The "decision Delphi" is a survey variant that corresponds most strictly to the needs of organizations that look for expert knowledge concerning specific technological, market or other business problems. This type of survey also fits the needs of medical research on future therapy, epidemics, health care issues, etc. Its characteristic feature is the participation of the client’s staff or the decision makers themselves. The cloud-based application ForgnosisTM is a modern implementation of a decision Delphi endowed with sophisticated analytic features.

The Wideband Delphi estimation method is the Wideband variant of the Delphi Method. This method is a consensus-based technique for estimating effort, developed as a forecasting tool in the 1950-1970 (Barry Boehm, John A. Farquhar and developed by Neil Potter and Mary Sakry). Compared to the Delphi Method, the Wideband Delphi Technique involved greater interaction and more communication between the participants.
In Wideband Delphi the estimation team comprise the project manager who selects a moderator, experts, and representatives from the development team, constituting a 3-7 member team. There are two meetings: kickoff meeting and estimation meeting. During the kickoff meeting the estimation team creates a work breakdown structure (WBS) and discusses assumptions. After the meeting, each team member creates an effort estimate for each task. The second meeting is the estimation session, in which the team revises the estimates as a group and achieves consensus. After the estimation session, the project manager summarizes the results and reviews them with the team, at which point they are ready to be used as the basis for planning the project.
Wideband Delphi method – steps:

  • The project manager selects the estimation team and a moderator. The team should consist of 3 to 7 project team members. The team should include representatives from every engineering group that will be involved in the development of the work product being estimated.
  • At the kickoff meeting the moderator prepares the team and leads a discussion to brainstorm assumptions, generate a WBS and decide on the units of estimation.
  • After the kickoff meeting, each team member individually generates the initial estimates for each task in the WBS, documenting any changes to the WBS and missing assumptions.
  • The moderator leads the team through a series of iterative steps to gain consensus on the estimates. At the start of the iteration, the moderator charts the estimates on the whiteboard so the estimators can see the range of estimates. The team resolves issues and revises estimates without revealing specific numbers. The cycle repeats until either no estimator wants to change his or her estimate or the estimators agree that the range is acceptable.
  • The project manager works with the team to collect the estimates from the team members at the end of the meeting and compiles the final task list, estimates and assumptions.
  • Review results.
The Wideband Delphi has been adapted across many industries to estimate many kinds of tasks, ranging from statistical data collection results to sales and marketing forecasts.

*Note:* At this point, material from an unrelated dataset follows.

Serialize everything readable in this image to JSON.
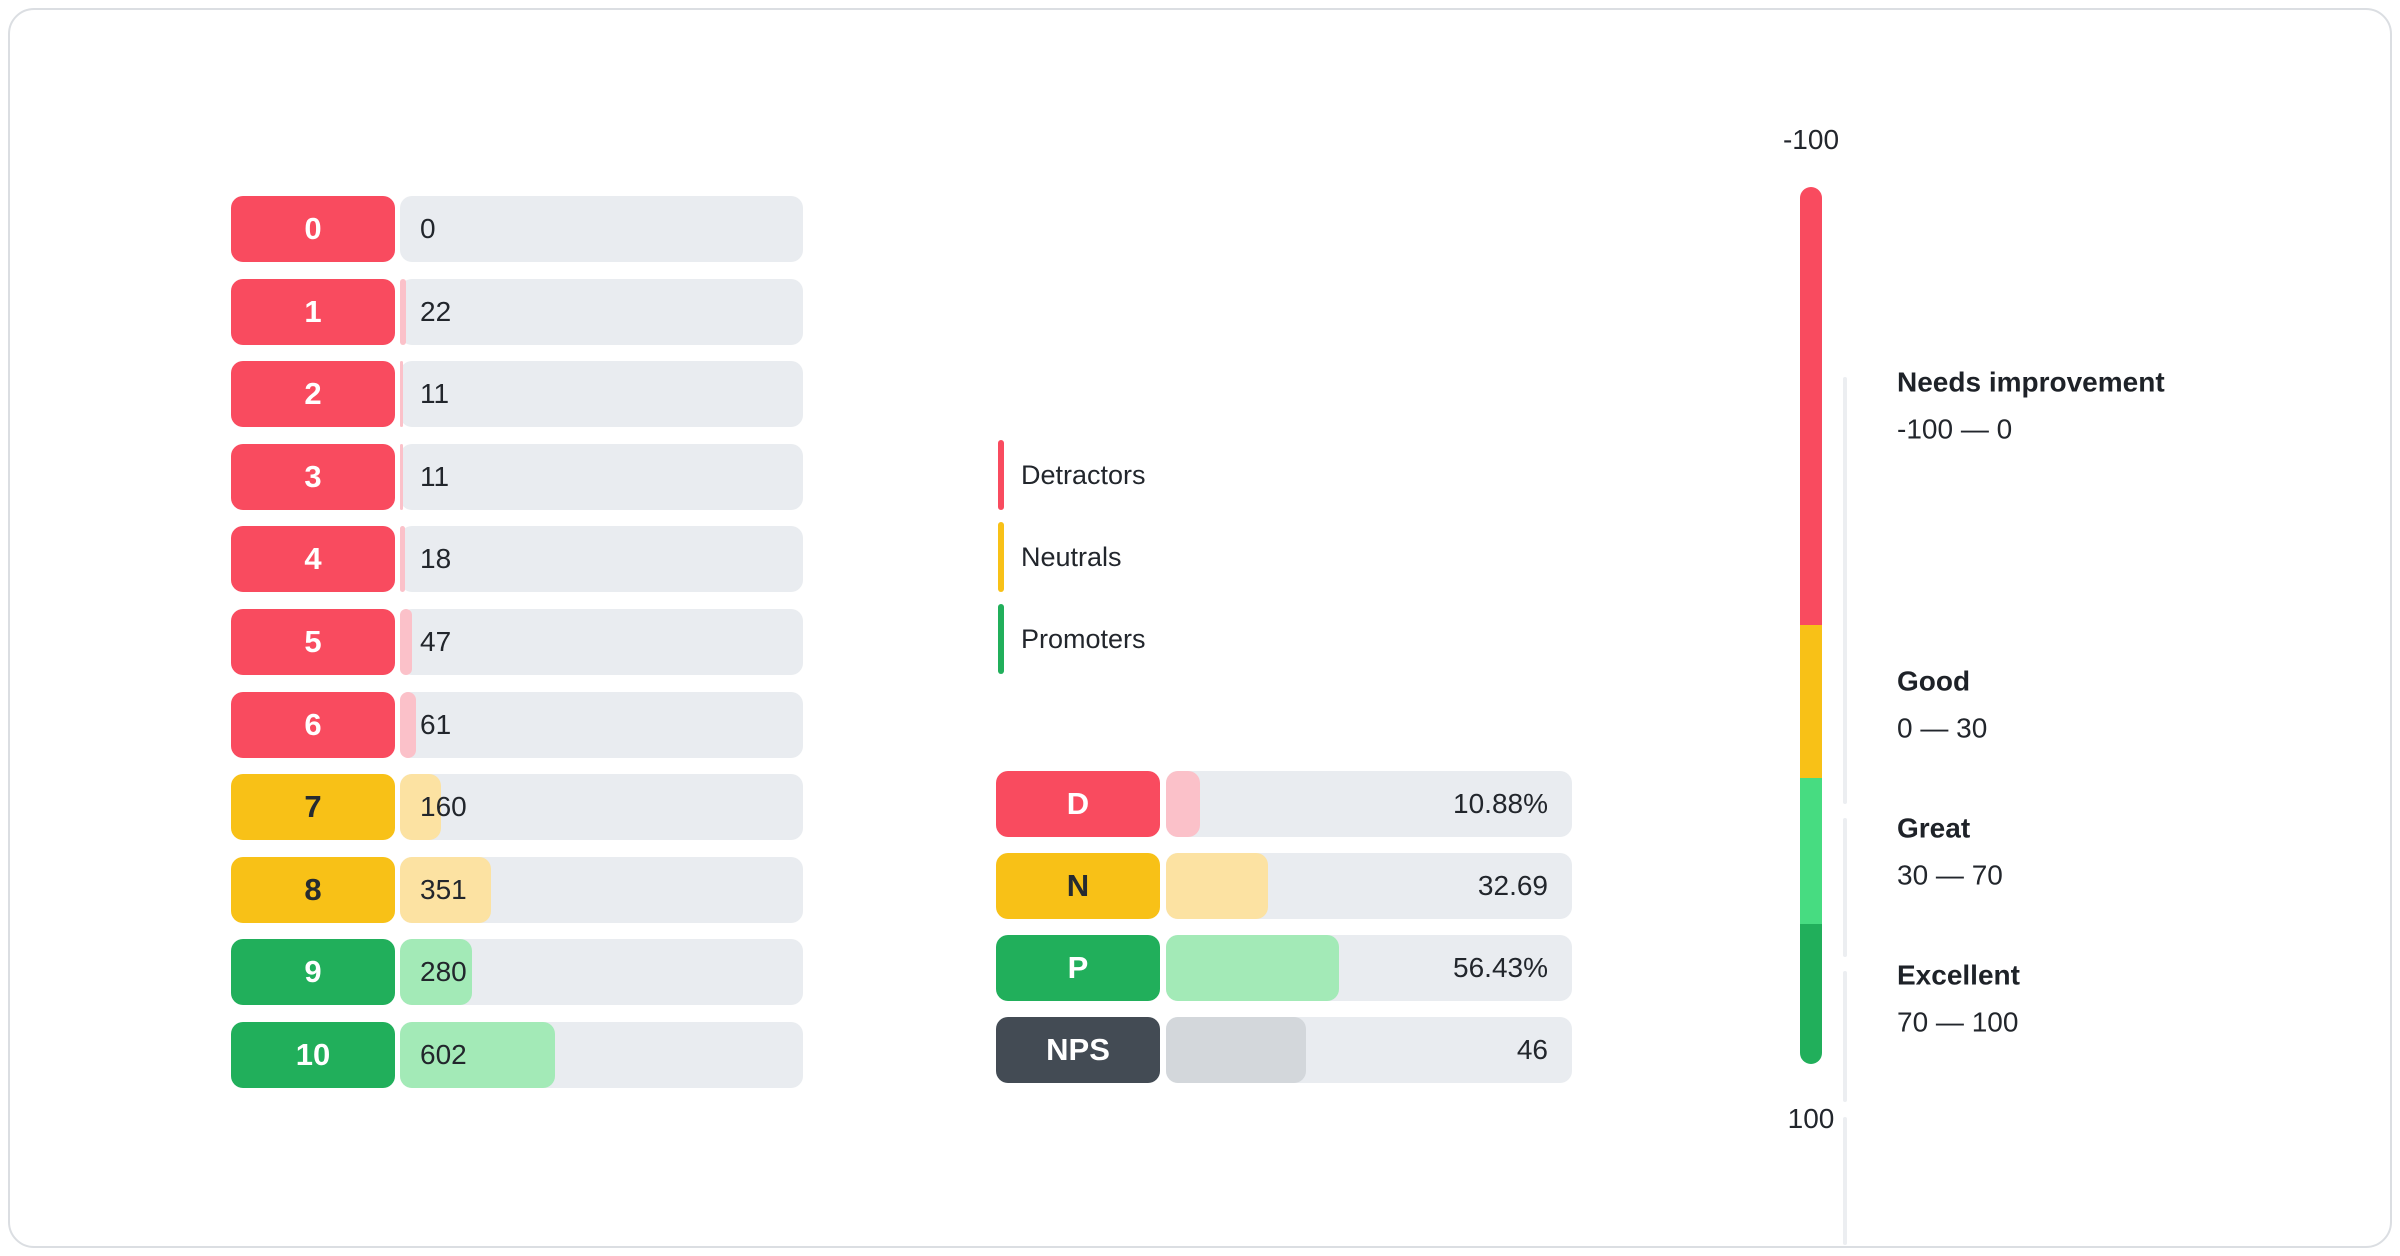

Trend-discovery Delphi – Unlike extrapolation-based forecasting, this technique is based on specifying future values of a forecasted variable, or probabilities of occurrence of a future event at different future time horizons. Fused information from survey participants makes possible to estimate future trend values with random-fuzzy variables, or odds related to a future event, the latter with a logistic regression. The method makes possible to estimate the year of occurrence of a future event at a given certainty level, and its confidence interval.